Additional factors that could cause actual results, level of activity, performance or achievements to differ materially from the results, level of activity, performance or achievements expressed or implied by the forward-looking statements are detailed in the filings with the SEC, including Livent’s annual report on Form 10-K, periodic quarterly reports on Form 10-Q, periodic current reports on Form 8-K and other documents filed with the SEC.

 

There can be no assurance that the Transaction will be implemented or that plans of the directors and management of Livent for the Merged Group will proceed as currently expected or will ultimately be successful.

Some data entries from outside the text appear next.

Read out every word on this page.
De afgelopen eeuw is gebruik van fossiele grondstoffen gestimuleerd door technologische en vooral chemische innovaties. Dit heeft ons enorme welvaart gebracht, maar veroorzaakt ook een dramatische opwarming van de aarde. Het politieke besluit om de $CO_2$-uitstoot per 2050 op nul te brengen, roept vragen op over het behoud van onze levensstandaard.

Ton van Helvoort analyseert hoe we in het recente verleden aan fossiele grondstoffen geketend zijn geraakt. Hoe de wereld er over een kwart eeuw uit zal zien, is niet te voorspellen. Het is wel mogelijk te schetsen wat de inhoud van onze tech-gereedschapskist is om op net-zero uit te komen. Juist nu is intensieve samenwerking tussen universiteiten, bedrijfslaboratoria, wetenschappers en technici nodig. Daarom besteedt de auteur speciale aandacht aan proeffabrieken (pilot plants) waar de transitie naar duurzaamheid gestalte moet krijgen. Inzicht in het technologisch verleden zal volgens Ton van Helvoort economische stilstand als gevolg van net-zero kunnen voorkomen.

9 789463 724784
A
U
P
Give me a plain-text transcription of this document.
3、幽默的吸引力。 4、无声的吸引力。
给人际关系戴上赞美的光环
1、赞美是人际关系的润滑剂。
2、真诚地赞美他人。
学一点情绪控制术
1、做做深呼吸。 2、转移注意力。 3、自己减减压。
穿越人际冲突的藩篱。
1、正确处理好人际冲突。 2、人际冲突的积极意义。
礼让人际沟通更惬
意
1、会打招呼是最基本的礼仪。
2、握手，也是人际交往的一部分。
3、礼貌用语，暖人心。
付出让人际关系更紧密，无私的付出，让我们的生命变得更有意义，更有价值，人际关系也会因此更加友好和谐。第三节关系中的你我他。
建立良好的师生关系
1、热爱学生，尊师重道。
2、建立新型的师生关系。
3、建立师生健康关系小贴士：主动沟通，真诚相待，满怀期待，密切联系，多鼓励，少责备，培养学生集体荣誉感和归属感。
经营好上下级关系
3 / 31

Investors are strongly cautioned not to place undue reliance on forward-looking statements, including in respect of the financial or operating outlook for Allkem, Livent or the Merged Group (including the realization of any expected synergies).

 

Except as required by applicable law, Livent assumes no obligation to, and expressly disclaims any duty to, provide any additional or updated information or to update any forward-looking statements, whether as a result of new information, future events or results, or otherwise. Nothing in this communication will, under any circumstances (including by reason of this communication remaining available and not being superseded or replaced by any other presentation or publication with respect to Allkem, Livent or the Merged Group, or the subject matter of this announcement), create an implication that there has been no change in the affairs of Livent since the date of this communication.